船舶领域是研究水上交通安全等重大难题的基本理论和工具,受多种复杂的不确定因素影响,传统的研究方法仅能对其模型进行片面的定性研究。而模糊系统正是处理上述不确定性的有效手段,但其缺乏系统化的设计方法。本课题拟结合船舶领域本质结构的探讨和自组织模糊系统的研究,为复杂船舶领域的智能建模和综合提供新的研究思路和方法。具体内容为通过建立人、船、环境因素子系统的定性和定量模型,研究解析化与定性描述相结合的船舶领域,构建统一框架下的船舶领域参考模型;基于所得参考模型和影响因素的量化研究,通过随机采样构建船舶领域的样本数据库;通过研究新的兼具模糊规则增长和修剪特性的学习算法,实现一型和二型精简模糊系统的快速自组织设计;基于船舶领域参考模型和快速自组织精简模糊系统,研究复杂船舶领域的动态智能建模。本课题旨在揭示复杂船舶领域的模型机理并建立其动态自组织模糊模型,为水上智能交通的深入研究提供理论基础和有效工具。

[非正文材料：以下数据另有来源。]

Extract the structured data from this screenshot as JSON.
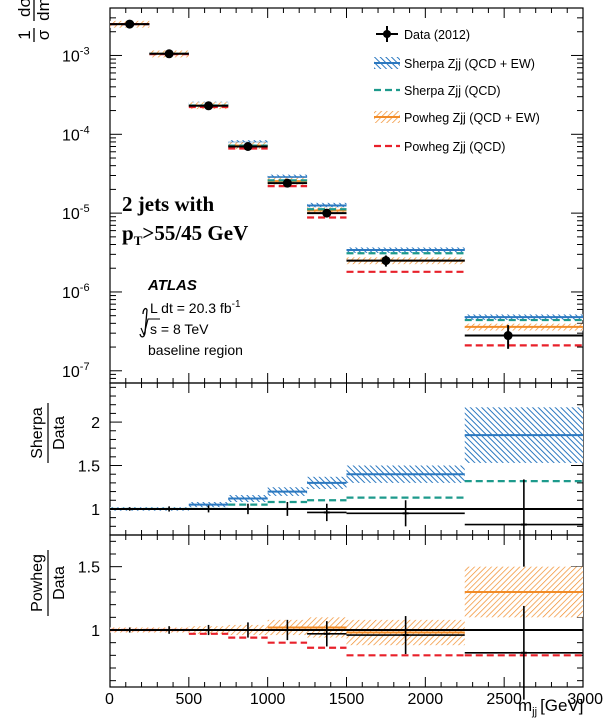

quaternion ship domain;fuzzy neural modeling;self-organizing scheme;marine traffice safety;
船舶领域是研究水上交通安全等重大难题的基本理论和工具,受多种复杂的不确定性因素影响,传统的研究方法仅能对其模型进行片面的定性研究。而模糊神经系统正是处理上述不确定性的有效手段,但其缺乏系统化的设计方法。本课题结合船舶领域本质结构和自组织模糊神经系统的探讨,依据研究计划进行了复杂船舶领域的自组织模糊神经建模研究,圆满完成了既定的研究目标,取得了一系列学术成果,为复杂船舶领域的智能建模提供了新的研究思路和方法。研究工作及其创新性体现为1)提出了统一解析框架下的船舶领域参考模型。该船舶领域模型将现有的船舶领域模型纳入到一个统一解析框架内,这不仅为揭示复杂船舶领域模型的本质结构和内在机理提供理论基础,而且为船舶领域进一步全面深入的研究提供参考模型。2)充分考虑人、船、环境等多方面复杂因素,提出了由尺度和形状参数刻画的四元船舶领域(QSD);针对船舶领域存在主观和客观不确定性,采用模糊系统理论将QSD推广至具有智能特性的模糊QSD;着重考虑船舶操纵性能和人因等因素,提出了智能QSD模型和广义智能QSD;进而,考虑时变复杂航行环境,提出了动态QSD统一解析框架,建立了四元船舶领域的系统化理论。这为船舶航行安全度估计、避碰决策和航迹规划等提供了有效的理论工具和分析手段。3)基于距离测度、卡尔曼滤波算法和最小二乘算法等,提出了一种快速精确的在线自组织模糊神经系统学习算法;进而,将其推广至采用非对称高斯函数的广义自组织模糊神经系统。这为诸如复杂船舶领域和船舶运动等复杂系统辨识,提供了更加快速和精确的建模方法。4)结合极速学习机理论,提出了构造式和破坏式精简极速学习机算法,用以实现精简单隐层前馈神经网络结构及参数辨识。该算法同事能够实现稳定的隐层节点选择以及理想的逼近精度和泛化能力。5)提出了一种构造式多输入多输出极速学习机算法,用于实现船舶运动动态特性辨识,模型精度得以极大提高。6)将上述自组织模糊神经系统理论成果,应用于四元船舶领域模型辨识,实现了四元船舶领域框架下的动态自组织模糊建模。该项目研究解决了两方面关键科学问题1)多种复杂因素影响下的船舶领域建模;2)精简自组织模糊神经系统结构学习与参数辨识。其科学意义表现为四元船舶领域的动态智能建模为船舶安全预测与控制、水上交通规划、避碰决策和海上交通法规等领域提供了重要的理论依据,具有极高的理论价值和广阔的应用前景。